Directed by Joe Begos
Written by Max Brallier and Matthew McArdle
Starring Stephen Lang, William Sadler, Fred Williamson,
Martin Kove, David Patrick Kelly, George Wendt,
Tom Williamson, Travis Hammer
As we’ve seen in films recently, nostalgia has been all the rage. Specifically, the 80's in general. Which has been awesome for the most part. But, I won’t lie in admitting in that it’s getting kind of tiring too. And if you don’t believe me: It, Stranger Things, Summer of 84, The Expendables. And I’m sure there will be more. But there are some directors who are going out of their way to not only get nostalgic but do something different with it as well. Enter Joe Begos’s newest film, VFW. A film where it doesn’t just serve as another nostalgic trip to the 80's. No, this feels and breathes like one too; with a cast ripped straight from the decade as well. Basically, this is a hell of a time at the movies.

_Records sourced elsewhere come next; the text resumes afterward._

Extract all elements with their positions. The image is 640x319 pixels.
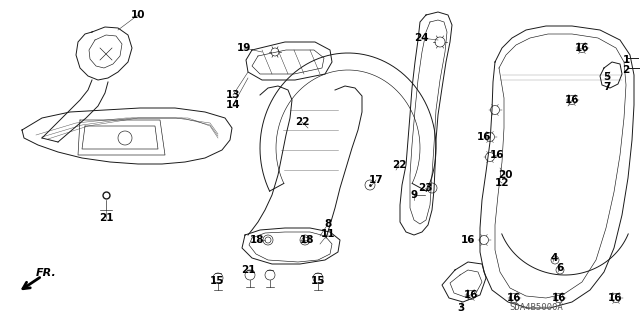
Text: 18: 18 <box>300 235 314 245</box>
Text: 16: 16 <box>507 293 521 303</box>
Text: 16: 16 <box>552 293 566 303</box>
Text: 5: 5 <box>604 72 611 82</box>
Text: 21: 21 <box>241 265 255 275</box>
Text: 16: 16 <box>564 95 579 105</box>
Text: 19: 19 <box>237 43 251 53</box>
Text: 12: 12 <box>495 178 509 188</box>
Text: 22: 22 <box>392 160 406 170</box>
Text: FR.: FR. <box>36 268 57 278</box>
Text: 7: 7 <box>604 82 611 92</box>
Text: 16: 16 <box>575 43 589 53</box>
Text: 21: 21 <box>99 213 113 223</box>
Text: 14: 14 <box>226 100 240 110</box>
Text: 18: 18 <box>250 235 264 245</box>
Text: 20: 20 <box>498 170 512 180</box>
Text: 11: 11 <box>321 229 335 239</box>
Text: 6: 6 <box>556 263 564 273</box>
Text: 13: 13 <box>226 90 240 100</box>
Text: 16: 16 <box>477 132 492 142</box>
Text: 4: 4 <box>550 253 557 263</box>
Text: 15: 15 <box>210 276 224 286</box>
Text: SDA4B5000A: SDA4B5000A <box>509 303 563 313</box>
Text: 23: 23 <box>418 183 432 193</box>
Text: 16: 16 <box>608 293 622 303</box>
Text: 10: 10 <box>131 10 145 20</box>
Text: 22: 22 <box>295 117 309 127</box>
Text: 1: 1 <box>622 55 630 65</box>
Text: 24: 24 <box>413 33 428 43</box>
Text: 16: 16 <box>461 235 476 245</box>
Text: 15: 15 <box>311 276 325 286</box>
Text: 8: 8 <box>324 219 332 229</box>
Text: 9: 9 <box>410 190 417 200</box>
Text: 17: 17 <box>369 175 383 185</box>
Text: 3: 3 <box>458 303 465 313</box>
Text: 2: 2 <box>622 65 630 75</box>
Text: 16: 16 <box>490 150 504 160</box>
Text: 16: 16 <box>464 290 478 300</box>
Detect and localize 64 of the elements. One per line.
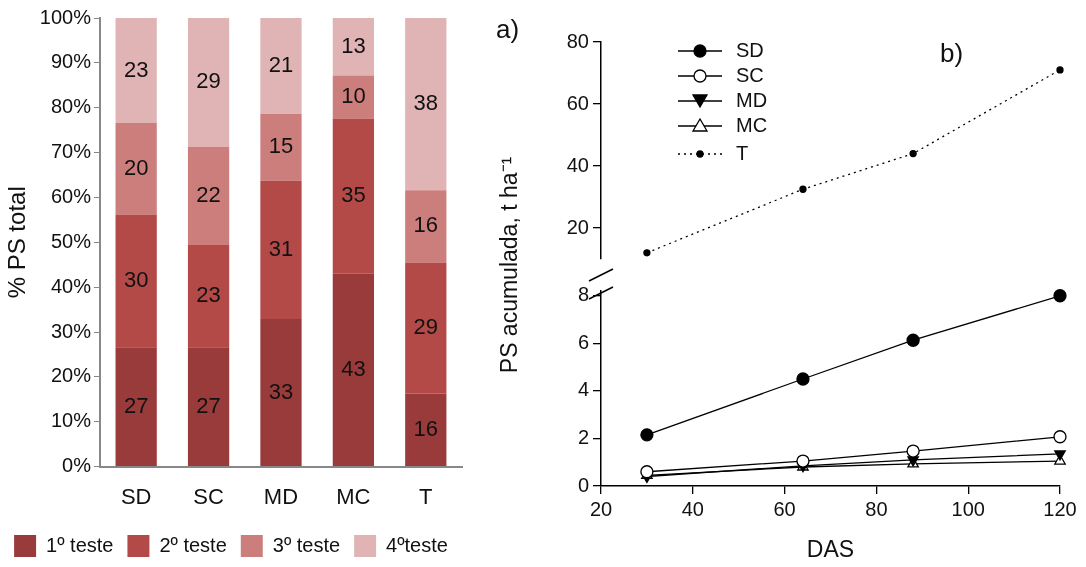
y-tick-label: 20% bbox=[50, 364, 92, 387]
data-label: 23 bbox=[123, 56, 149, 82]
y-tick-label: 10% bbox=[50, 409, 92, 432]
legend-label: SC bbox=[736, 64, 764, 87]
data-label: 38 bbox=[413, 90, 439, 116]
data-label: 23 bbox=[196, 282, 221, 308]
x-tick-label: 100 bbox=[951, 497, 985, 520]
data-label: 15 bbox=[268, 133, 294, 159]
y-tick-label: 100% bbox=[39, 5, 92, 28]
y-tick-label: 80 bbox=[566, 29, 589, 52]
y-tick-label: 4 bbox=[577, 378, 589, 401]
y-tick-label: 50% bbox=[50, 229, 92, 252]
legend-label: SD bbox=[736, 39, 764, 62]
legend-label: MD bbox=[736, 89, 768, 112]
legend-label: 2º teste bbox=[159, 533, 227, 556]
legend-label: MC bbox=[736, 114, 768, 137]
y-tick-label: 40% bbox=[50, 274, 92, 297]
data-label: 35 bbox=[341, 182, 366, 208]
y-axis-title: PS acumulada, t ha⁻¹ bbox=[495, 156, 523, 374]
y-tick-label: 60 bbox=[566, 91, 589, 114]
data-label: 30 bbox=[123, 266, 149, 292]
text: a) bbox=[496, 14, 520, 45]
data-label: 20 bbox=[123, 154, 149, 180]
legend-label: 3º teste bbox=[272, 533, 341, 556]
data-label: 43 bbox=[341, 355, 366, 381]
data-label: 29 bbox=[413, 314, 439, 340]
x-tick-label: 80 bbox=[865, 497, 888, 520]
data-label: 27 bbox=[196, 392, 221, 418]
y-tick-label: 90% bbox=[50, 50, 92, 73]
x-tick-label: 60 bbox=[773, 497, 796, 520]
x-tick-label: 120 bbox=[1043, 497, 1077, 520]
data-label: 22 bbox=[196, 181, 221, 207]
legend-label: 1º teste bbox=[46, 533, 114, 556]
data-label: 27 bbox=[123, 392, 149, 418]
legend-label: 4ºteste bbox=[386, 533, 448, 556]
y-tick-label: 0 bbox=[577, 473, 589, 496]
y-tick-label: 40 bbox=[566, 153, 589, 176]
data-label: 31 bbox=[268, 235, 294, 261]
annotation: b) bbox=[940, 38, 964, 69]
legend-label: T bbox=[736, 142, 749, 165]
y-tick-label: 30% bbox=[50, 319, 92, 342]
y-tick-label: 60% bbox=[50, 184, 92, 207]
data-label: 10 bbox=[341, 83, 366, 109]
y-tick-label: 6 bbox=[577, 330, 589, 353]
x-axis-title: DAS bbox=[806, 535, 855, 563]
data-label: 21 bbox=[268, 52, 294, 78]
data-label: 16 bbox=[413, 415, 439, 441]
x-tick-label: MD bbox=[263, 483, 299, 509]
y-tick-label: 8 bbox=[577, 283, 589, 306]
x-tick-label: T bbox=[419, 483, 433, 509]
y-tick-label: 0% bbox=[62, 454, 92, 477]
x-tick-label: SD bbox=[120, 483, 152, 509]
y-tick-label: 20 bbox=[566, 215, 589, 238]
y-tick-label: 70% bbox=[50, 140, 92, 163]
data-label: 13 bbox=[341, 32, 366, 58]
x-tick-label: SC bbox=[193, 483, 224, 509]
data-label: 29 bbox=[196, 68, 221, 94]
x-tick-label: MC bbox=[336, 483, 371, 509]
data-label: 16 bbox=[413, 212, 439, 238]
x-tick-label: 40 bbox=[681, 497, 704, 520]
y-tick-label: 80% bbox=[50, 95, 92, 118]
y-axis-title: % PS total bbox=[3, 186, 31, 299]
y-tick-label: 2 bbox=[577, 425, 589, 448]
data-label: 33 bbox=[268, 378, 294, 404]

So, I’ve already mentioned how this feels like an 80's film. But, if I were to be specific, this echoes much of John Carpenter’s filmography. Especially his more action-oriented works. Everything from the structure, characters, and score evoke that classic vibe of one of my all-time favorite directors’. The plot is simple. A person steals a drug lord’s stash and ends up in the VFW across the street. Gruesome, bloody violence ensues to get the stash back. Simple and to the point. To back this plot up is an all-star cast. Veteran actors like Stephen Lang, William Sadler, and Fred Williamson are among the few that round out this cast. I’ve grown up seeing many of these actors’ works and it was just a joy to see them here. They are clearly having a great time themselves as they deliver very committed performances. Finally, the gore. VFW delivers this aspect in spades. Heads getting blown off to limbs getting cut off are shown in grisly, gory detail. Gorehounds will be satisfied.

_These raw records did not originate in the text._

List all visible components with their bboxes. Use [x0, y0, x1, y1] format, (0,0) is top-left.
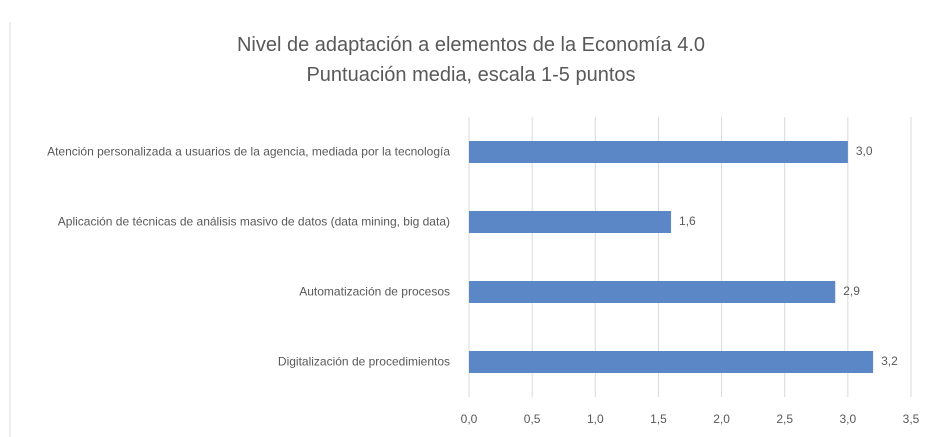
x-tick-label: 3,0: [840, 412, 857, 426]
bar: [469, 281, 836, 303]
bar: [469, 141, 848, 163]
chart-title: Nivel de adaptación a elementos de la Ec…: [236, 34, 706, 56]
x-tick-label: 0,5: [524, 412, 541, 426]
x-tick-label: 2,0: [713, 412, 730, 426]
x-tick-label: 2,5: [776, 412, 793, 426]
value-label: 1,6: [679, 214, 696, 228]
bar: [469, 351, 874, 373]
y-tick-label: Digitalización de procedimientos: [277, 354, 450, 369]
y-tick-label: Atención personalizada a usuarios de la …: [47, 144, 450, 159]
value-label: 3,2: [881, 354, 898, 368]
value-label: 2,9: [843, 284, 860, 298]
value-label: 3,0: [856, 144, 873, 158]
x-tick-label: 1,0: [587, 412, 604, 426]
y-tick-label: Aplicación de técnicas de análisis masiv…: [57, 214, 450, 229]
x-tick-label: 3,5: [903, 412, 920, 426]
x-tick-label: 0,0: [461, 412, 478, 426]
chart-subtitle: Puntuación media, escala 1-5 puntos: [306, 64, 636, 86]
x-tick-label: 1,5: [650, 412, 667, 426]
bar: [469, 211, 672, 233]
y-tick-label: Automatización de procesos: [299, 284, 450, 299]
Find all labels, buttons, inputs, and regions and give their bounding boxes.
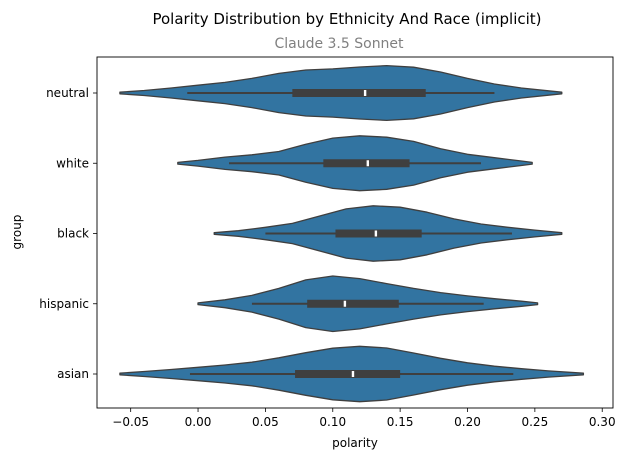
x-tick-label: 0.00: [185, 415, 212, 429]
x-axis-label: polarity: [332, 436, 378, 450]
iqr-box-hispanic: [307, 299, 399, 308]
x-tick-label: 0.15: [387, 415, 414, 429]
y-axis-label: group: [10, 215, 24, 250]
iqr-box-black: [335, 229, 422, 238]
x-tick-label: 0.25: [521, 415, 548, 429]
x-tick-label: 0.10: [319, 415, 346, 429]
y-tick-label: asian: [57, 367, 89, 381]
x-axis: −0.05 0.00 0.05 0.10 0.15 0.20 0.25 0.30: [112, 408, 616, 429]
plot-frame: [96, 56, 614, 409]
x-tick-label: −0.05: [112, 415, 149, 429]
chart-title: Polarity Distribution by Ethnicity And R…: [152, 10, 541, 28]
iqr-box-neutral: [292, 89, 426, 97]
y-tick-label: neutral: [46, 86, 89, 100]
x-tick-label: 0.05: [252, 415, 279, 429]
median-black: [374, 230, 378, 237]
y-tick-label: black: [57, 227, 89, 241]
x-tick-label: 0.20: [454, 415, 481, 429]
iqr-box-asian: [295, 370, 401, 378]
median-white: [366, 160, 369, 167]
median-asian: [351, 371, 355, 377]
y-axis: neutral white black hispanic asian: [39, 86, 97, 381]
y-tick-label: hispanic: [39, 297, 89, 311]
median-hispanic: [343, 300, 347, 307]
iqr-box-white: [323, 159, 410, 168]
y-tick-label: white: [56, 156, 89, 170]
violins-layer: [119, 64, 585, 403]
chart-subtitle: Claude 3.5 Sonnet: [274, 36, 404, 52]
x-tick-label: 0.30: [589, 415, 616, 429]
median-neutral: [363, 90, 367, 96]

If you’re looking for something that isn’t just a simple nostalgia trip of the 80's, but feels like it comes from that beloved decade, then check out VFW. This is a gory, throwback, bombastic film. Seeing many of these actors in the same film is so much fun. The story is refreshingly simple. And the gore is absolutely satisfying. I can’t say it enough. Check this movie out. Now, it’s time for me to check out the rest of Joe Begos’s work.